STEP 4. Following each chapter review, if you have time, allocate two to three minutes for Q&A and feedback. (Trust me. The content in Trust will energize the dialogue.)  For example, in “low-trust” organizations, Busby warns that you’ll find:
   • Internal dissension. “Without trust, the office dissension machine runs at full speed—and divides a ministry against itself.”
   • Disengagement.  Staff work in silos and “they shift from joyful service to turf protection.”
   • Turnover. “When trust is low, turnover is disproportionately high—ministries lose the people they least want to lose.”
   • Fraud. “Low trust encourages a small theft; if they don’t get caught, they may take it to the next level.”

There’s much, much more, so read the book.

STEP 5. Before you adjourn the retreat, ask for next step recommendations. (The study guide on pages 201-204 outlines possible next steps.)

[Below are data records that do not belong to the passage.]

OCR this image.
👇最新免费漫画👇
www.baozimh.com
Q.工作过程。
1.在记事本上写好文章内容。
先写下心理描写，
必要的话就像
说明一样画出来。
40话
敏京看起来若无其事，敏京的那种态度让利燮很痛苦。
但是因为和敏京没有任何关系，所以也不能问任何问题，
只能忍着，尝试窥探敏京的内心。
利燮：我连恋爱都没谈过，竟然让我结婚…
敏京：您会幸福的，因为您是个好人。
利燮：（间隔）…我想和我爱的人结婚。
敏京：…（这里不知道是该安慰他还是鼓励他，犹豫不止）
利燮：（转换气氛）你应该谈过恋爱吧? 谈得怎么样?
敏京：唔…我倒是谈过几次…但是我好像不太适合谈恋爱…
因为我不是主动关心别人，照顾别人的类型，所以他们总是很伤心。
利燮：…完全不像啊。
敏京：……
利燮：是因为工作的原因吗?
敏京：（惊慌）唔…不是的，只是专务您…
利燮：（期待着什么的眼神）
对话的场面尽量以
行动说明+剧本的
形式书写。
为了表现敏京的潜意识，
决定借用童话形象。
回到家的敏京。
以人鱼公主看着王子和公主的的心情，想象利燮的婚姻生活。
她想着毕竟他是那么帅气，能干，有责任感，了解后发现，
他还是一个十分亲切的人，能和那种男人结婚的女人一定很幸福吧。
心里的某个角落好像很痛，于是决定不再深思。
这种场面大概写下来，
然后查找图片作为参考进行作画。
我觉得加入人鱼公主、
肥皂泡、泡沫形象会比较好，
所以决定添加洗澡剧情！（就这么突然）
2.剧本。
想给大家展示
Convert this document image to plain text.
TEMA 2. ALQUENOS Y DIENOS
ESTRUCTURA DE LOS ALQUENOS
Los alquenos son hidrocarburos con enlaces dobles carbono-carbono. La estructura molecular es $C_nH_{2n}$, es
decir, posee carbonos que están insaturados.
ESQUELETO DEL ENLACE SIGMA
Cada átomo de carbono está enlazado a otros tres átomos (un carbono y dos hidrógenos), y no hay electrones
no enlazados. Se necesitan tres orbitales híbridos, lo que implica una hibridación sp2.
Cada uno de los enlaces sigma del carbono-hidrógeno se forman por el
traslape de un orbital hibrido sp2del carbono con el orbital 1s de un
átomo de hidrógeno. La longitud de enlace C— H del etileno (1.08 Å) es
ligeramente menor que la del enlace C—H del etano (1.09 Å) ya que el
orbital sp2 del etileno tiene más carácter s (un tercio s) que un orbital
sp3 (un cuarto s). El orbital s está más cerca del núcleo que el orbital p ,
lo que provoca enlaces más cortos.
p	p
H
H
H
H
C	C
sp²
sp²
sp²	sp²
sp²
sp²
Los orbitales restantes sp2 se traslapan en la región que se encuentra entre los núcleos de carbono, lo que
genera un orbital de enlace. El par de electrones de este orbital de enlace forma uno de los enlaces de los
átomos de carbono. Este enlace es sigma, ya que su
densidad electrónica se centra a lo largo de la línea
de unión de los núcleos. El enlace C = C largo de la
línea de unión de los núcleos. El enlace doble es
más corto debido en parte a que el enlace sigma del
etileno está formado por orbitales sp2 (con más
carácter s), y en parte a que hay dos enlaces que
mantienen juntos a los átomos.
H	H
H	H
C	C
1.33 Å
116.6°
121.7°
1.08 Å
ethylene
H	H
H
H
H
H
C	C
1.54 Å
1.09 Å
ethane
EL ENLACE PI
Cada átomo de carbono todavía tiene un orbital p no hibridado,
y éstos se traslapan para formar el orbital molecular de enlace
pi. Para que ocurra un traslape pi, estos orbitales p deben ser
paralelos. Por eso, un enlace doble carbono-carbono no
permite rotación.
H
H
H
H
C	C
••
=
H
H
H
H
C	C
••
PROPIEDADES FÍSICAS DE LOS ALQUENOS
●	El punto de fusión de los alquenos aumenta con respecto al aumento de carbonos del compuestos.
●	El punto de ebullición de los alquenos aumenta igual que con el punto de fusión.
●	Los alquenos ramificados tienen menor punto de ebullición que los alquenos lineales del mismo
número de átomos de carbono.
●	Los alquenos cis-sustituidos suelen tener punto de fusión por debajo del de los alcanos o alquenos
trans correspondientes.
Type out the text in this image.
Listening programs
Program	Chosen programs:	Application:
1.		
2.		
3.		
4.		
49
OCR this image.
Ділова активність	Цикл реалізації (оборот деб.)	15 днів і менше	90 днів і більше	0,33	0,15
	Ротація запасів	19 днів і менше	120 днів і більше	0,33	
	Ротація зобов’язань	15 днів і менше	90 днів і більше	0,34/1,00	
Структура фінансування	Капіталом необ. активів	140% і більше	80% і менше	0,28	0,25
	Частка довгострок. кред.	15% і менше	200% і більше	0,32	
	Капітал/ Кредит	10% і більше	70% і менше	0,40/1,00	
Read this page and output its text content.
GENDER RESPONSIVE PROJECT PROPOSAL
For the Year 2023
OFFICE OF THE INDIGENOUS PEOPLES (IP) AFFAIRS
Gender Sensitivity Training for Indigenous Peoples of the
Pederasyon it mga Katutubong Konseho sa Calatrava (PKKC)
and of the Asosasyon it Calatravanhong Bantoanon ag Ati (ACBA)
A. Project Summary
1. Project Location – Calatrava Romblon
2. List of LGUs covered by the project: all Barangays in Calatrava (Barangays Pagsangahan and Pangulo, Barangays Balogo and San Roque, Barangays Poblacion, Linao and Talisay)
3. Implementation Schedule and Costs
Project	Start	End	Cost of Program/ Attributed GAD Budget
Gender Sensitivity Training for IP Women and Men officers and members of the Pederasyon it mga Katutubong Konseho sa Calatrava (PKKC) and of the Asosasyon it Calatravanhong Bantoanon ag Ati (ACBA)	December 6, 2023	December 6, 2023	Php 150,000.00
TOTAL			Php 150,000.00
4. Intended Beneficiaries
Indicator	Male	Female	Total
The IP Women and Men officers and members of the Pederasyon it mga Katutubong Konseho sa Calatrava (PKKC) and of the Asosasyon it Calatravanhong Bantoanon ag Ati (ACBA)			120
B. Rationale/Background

If you don’t have a board retreat scheduled in the next three to six months, you can still spotlight several chapters at future board meetings. I urge you and your board to read Trust. The chapter, “Christ-Centered,” lists five ways boards exhibit a lack of harmony including, “When problem-makers outnumber problem-solvers.”

Busby adds, “Trusted governance starts with spiritual leaders who deeply know God, seek to find God’s will, and delight to obey God.”

QUESTION: Max De Pree, a former seminary board chair said, “When things go awry, trust powers the generators until the problem is fixed.” Does your board have adequate trust to fix big problems?